August 6, 2015

On the failure of the national education system

Cengiz Aktar

This is university enrollment week. According to the results of the undergraduate placement exam (LYS), 1,239,800 out of the 2,010,790 candidates filed a preference list for placement. A total of 784,950 students got placements for the 823,739 spots in higher education institutions and198,140 candidates preferred distance education programs.

As a result, 18,700 spots in undergraduate programs and 20,019 in two-year degree programs remain unfilled. Despite the hostility of the government towards the Hizmet movement, the most successful candidates on the exam were graduates of Hizmet-affiliated prep schools. A total of 415,000 out of 891,000 recent high school graduates who took the exam failed to get a placement and only 97,000 out of the 403,000 candidates who were already enrolled in a higher education program managed to be placed.
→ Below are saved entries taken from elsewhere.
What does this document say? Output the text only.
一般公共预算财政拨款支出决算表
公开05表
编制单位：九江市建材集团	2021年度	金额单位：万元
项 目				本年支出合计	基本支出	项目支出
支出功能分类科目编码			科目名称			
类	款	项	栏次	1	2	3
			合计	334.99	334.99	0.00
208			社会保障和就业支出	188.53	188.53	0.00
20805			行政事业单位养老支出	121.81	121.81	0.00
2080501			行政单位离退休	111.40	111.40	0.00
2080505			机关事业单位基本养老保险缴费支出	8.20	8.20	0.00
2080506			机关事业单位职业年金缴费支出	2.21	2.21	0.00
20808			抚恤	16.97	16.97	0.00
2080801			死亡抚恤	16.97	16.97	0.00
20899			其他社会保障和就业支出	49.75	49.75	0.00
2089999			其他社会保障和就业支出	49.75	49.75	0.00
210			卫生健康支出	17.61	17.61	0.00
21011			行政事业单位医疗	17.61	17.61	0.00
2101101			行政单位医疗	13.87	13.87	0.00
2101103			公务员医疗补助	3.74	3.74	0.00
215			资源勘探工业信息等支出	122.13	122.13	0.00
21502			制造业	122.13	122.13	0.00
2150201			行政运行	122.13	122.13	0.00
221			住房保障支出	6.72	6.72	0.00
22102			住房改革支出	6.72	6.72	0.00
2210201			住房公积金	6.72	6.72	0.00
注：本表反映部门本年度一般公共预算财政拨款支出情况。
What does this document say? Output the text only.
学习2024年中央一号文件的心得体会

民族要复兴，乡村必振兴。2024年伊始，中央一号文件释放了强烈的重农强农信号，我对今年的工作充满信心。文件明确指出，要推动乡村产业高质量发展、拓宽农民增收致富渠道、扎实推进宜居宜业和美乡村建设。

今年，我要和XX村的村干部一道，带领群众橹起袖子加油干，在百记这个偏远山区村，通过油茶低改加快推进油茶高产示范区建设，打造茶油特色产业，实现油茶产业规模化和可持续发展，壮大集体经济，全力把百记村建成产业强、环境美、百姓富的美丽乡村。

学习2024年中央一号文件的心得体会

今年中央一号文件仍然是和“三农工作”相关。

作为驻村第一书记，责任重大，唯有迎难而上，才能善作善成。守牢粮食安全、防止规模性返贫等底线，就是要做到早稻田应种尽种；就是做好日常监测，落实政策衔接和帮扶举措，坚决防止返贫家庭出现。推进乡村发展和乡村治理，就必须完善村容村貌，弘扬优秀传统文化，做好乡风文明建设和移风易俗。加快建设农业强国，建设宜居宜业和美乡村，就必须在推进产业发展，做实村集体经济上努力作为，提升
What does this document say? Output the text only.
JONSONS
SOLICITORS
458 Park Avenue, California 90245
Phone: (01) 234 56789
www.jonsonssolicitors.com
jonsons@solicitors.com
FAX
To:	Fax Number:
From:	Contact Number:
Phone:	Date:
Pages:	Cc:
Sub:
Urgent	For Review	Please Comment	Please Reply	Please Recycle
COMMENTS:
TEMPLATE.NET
Professor İbrahim Ortaş of Çukurova University has been following the failure of the system since 1998. He says: “Last year, the placement exam results were poor; now they are even poorer. Only 5 percent of students can be considered proper university students. “In 2014 a total of 145,000 out of the 1,987,488 candidates failed to get a placement because they failed to receive the minimal 140 points on the exam. And 575,768 students were not allowed to take the second-stage exam because they were unable to get a score of 180, the minimum to go to the university. In 2013, 477,000 students failed to get 180 points on the first-stage exam. (www.bianet.org/bianet/egitim/163235-her-20-liseliden-sadece-biri-universite-okuyabilecek-duzeyde). We will see what the 2015 results will show.

Education in Turkey fails to meet the needs of the young people. The training, the methods, the content, the exam and selection system and comprehension in foreign language all fail to meet expectations. It is sufficient to look at the “jobless university graduates” to see the collapse and failure of the system.

Turkey always performs poorly in the International Student Assessment (PISA), an international program of evaluation of the Organization for Economic Cooperation and Development (OECD), of which Turkey has been a member state since its foundation. This program, which evaluates the skills and knowledge 15-year-old students acquired, assesses performance in three-year intervals. We will see how our students will perform this year. But Turkey is already paying a huge price for the failure of the education system.

Bahçeşehir University's Center for Economic and Social Research (BETAM) also follows the activities (more precisely, the failures and ineptness) of the 15-19-year-olds covered in the PISA evaluations. BETAM finds that 35.2 percent of the 2,193,000 young people who should attend school are out of the education system. The majority of these people only have a primary school education. Almost 1 million of those who dropped out of school do not have a job. Nearly 950,000 young people have neither education nor job. Unemployment is a big problem as unqualified youth cannot get a decent job. In case we add those who are underemployed, the overall outlook becomes even worse. From the perspective of education, we can say that sources are wasted; compulsory education was mandated to be 12 years, but this did not solve anything because young people do not benefit from their education even if they have to attend class. You can imagine how this idle energy could be manipulated or misused by all sorts of illegal organizations.

Finally, as usual, Deputy Prime Minister Bülent Arınç made some fantastic statements a few time ago. He stated that the Turkish education system, which is one of the worst in the world, was going to open up to the world and replace the Turkish schools which were founded by the Hizmet movement, operate without any government support and have been successful around the world for more than a decade. How would you acquire the property of those schools that are subject to the laws of the country where they serve? How many teachers who are able to speak English fluently will you be able to appoint to these schools? The government is literally living in a world of fantasies and irrational assumptions.